Democrats have promised to force votes on the fund, which was announced as part of a settlement Mr. Trump reached with the Internal Revenue Service last month, and a separate provision of that deal that shields the president, his family and businesses from audits.
Senator Chuck Schumer, Democrat of New York and the minority leader, noted Mr.

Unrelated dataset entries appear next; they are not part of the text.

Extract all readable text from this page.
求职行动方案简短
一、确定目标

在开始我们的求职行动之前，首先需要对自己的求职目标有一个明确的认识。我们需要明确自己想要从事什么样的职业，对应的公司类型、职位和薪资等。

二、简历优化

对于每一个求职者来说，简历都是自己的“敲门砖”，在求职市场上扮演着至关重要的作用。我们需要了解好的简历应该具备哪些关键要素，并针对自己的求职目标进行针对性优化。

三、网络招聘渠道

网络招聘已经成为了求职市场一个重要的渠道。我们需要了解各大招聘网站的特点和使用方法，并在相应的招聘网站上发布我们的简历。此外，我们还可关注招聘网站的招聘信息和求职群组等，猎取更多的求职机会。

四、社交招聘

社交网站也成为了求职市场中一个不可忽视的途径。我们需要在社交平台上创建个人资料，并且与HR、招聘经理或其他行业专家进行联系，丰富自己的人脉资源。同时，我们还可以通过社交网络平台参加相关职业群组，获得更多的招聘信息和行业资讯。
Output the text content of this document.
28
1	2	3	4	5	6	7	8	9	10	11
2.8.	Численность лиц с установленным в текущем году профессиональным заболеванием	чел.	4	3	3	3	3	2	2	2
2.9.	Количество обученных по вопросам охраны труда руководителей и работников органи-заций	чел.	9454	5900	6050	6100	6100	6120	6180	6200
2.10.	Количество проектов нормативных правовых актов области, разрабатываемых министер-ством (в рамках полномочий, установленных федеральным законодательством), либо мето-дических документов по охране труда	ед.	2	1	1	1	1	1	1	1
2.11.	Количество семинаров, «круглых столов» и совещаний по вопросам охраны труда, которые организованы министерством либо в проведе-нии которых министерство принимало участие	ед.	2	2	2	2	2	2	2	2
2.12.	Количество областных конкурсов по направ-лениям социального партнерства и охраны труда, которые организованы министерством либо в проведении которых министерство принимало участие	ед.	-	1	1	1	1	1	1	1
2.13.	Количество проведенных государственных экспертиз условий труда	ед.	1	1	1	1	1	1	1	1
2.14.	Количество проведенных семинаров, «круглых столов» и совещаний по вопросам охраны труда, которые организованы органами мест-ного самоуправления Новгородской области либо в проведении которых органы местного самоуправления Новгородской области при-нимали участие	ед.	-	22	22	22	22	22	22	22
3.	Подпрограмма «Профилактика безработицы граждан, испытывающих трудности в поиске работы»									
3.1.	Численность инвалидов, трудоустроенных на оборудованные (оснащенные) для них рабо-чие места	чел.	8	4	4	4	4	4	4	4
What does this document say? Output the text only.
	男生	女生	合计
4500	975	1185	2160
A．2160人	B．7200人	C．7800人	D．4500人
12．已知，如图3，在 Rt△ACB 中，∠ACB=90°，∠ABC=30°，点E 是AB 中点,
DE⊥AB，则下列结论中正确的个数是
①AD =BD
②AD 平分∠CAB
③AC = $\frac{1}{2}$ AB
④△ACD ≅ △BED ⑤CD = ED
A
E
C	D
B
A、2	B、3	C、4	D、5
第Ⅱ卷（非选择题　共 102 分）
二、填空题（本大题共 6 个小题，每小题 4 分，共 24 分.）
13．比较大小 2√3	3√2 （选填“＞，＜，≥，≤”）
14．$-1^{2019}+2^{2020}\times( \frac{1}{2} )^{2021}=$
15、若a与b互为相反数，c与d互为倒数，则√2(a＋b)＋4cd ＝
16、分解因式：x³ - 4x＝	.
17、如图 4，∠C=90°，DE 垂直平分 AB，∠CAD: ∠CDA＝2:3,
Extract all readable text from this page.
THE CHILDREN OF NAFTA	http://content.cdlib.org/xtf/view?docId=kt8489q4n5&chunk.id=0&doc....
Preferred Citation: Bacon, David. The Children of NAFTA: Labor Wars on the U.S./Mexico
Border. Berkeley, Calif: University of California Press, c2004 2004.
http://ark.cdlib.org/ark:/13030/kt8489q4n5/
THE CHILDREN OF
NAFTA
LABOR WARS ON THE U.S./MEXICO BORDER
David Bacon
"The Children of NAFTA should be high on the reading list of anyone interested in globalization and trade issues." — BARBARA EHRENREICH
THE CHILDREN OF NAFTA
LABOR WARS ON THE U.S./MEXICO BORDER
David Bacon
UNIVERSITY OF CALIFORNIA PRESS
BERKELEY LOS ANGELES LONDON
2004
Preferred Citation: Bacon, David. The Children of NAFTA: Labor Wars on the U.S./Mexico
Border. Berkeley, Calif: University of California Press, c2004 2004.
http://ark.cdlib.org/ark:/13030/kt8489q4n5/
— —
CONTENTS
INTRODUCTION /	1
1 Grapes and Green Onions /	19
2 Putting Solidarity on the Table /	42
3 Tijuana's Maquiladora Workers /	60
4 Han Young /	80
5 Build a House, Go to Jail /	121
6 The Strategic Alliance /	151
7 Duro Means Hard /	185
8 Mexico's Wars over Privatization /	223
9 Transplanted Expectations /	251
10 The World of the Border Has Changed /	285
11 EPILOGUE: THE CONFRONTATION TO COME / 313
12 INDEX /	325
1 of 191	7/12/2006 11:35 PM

Trump’s comment, and said it was exactly why Democrats planned on Thursday to force a vote to “outlaw Trump’s MAGA slush fund permanently.” Democrats did not have other amendments that had been agreed to.
Throughout the evening on Wednesday, Democrats took to the Senate floor in succession to castigate the president’s fund, even as Republicans tried to put it in the rearview mirror and focus on the immigration measure.
“He was trying to advance a self-serving, corrupt slush fund to pay off his supporters,” said Senator Alex Padilla, Democrat of California. “That’s his priority.”
Republicans, for their part, ceded their 10 hours of debate time to speed up the lengthy process and move as quickly as possible to a final vote for the bill, which was expected on Thursday. The G.O.P. put forward the legislation — an unusual use of a special budget bill that was never intended for routine funding matters — after Democrats refused to fund immigration enforcement in an annual spending bill without adding new restrictions on federal agents carrying out Mr. Trump’s crackdown.
“Our goal here is to get homeland security funded fully,” said Senator Mike Rounds, Republican of South Dakota. “That’s going to be our priority. And whatever it takes to get that done, we are going to consider.”
The idea of Mr. Trump’s fund had generated wide resistance from Republicans, including some in the House and Senate who face tough re-election challenges in November. Some of the most vocal pushback came from Republican senators like Mr. Tillis who have little left to lose politically by crossing a vengeful president.
Mr. Tillis, who is not seeking re-election next year, said his vote to move ahead with the reconciliation bill was contingent on a commitment from Republican leaders that he would get a vote on an amendment that would permanently shut down what the administration had called its “weaponization” fund.
Senator Bill Cassidy, the Louisiana Republican who recently lost his primary to a Trump-backed challenger, also said Mr. Blanche’s statement had been a good start but was not sufficient, indicating that he might support a Democratic amendment to ban the fund, or introduce his own.
“You want to make sure something that’s just dead, not just mostly dead, you want to make sure it’s really dead, and I think we can make it really good,” he said.
Senator John Cornyn of Texas, another Republican who lost his primary to a Trump-backed challenger, also indicated that he would support codifying Mr. Blanche’s statement into law through legislation.
On Wednesday morning, Mr. Cornyn shared on social media an editorial from The Wall Street Journal that urged lawmakers to kill the fund once and for all, and wrote in an echo of the editorial: “The way to ensure the Trump retribution fund is more than mostly dead would be for Congress to put a stake through it.”
Robert Jimison contributed reporting.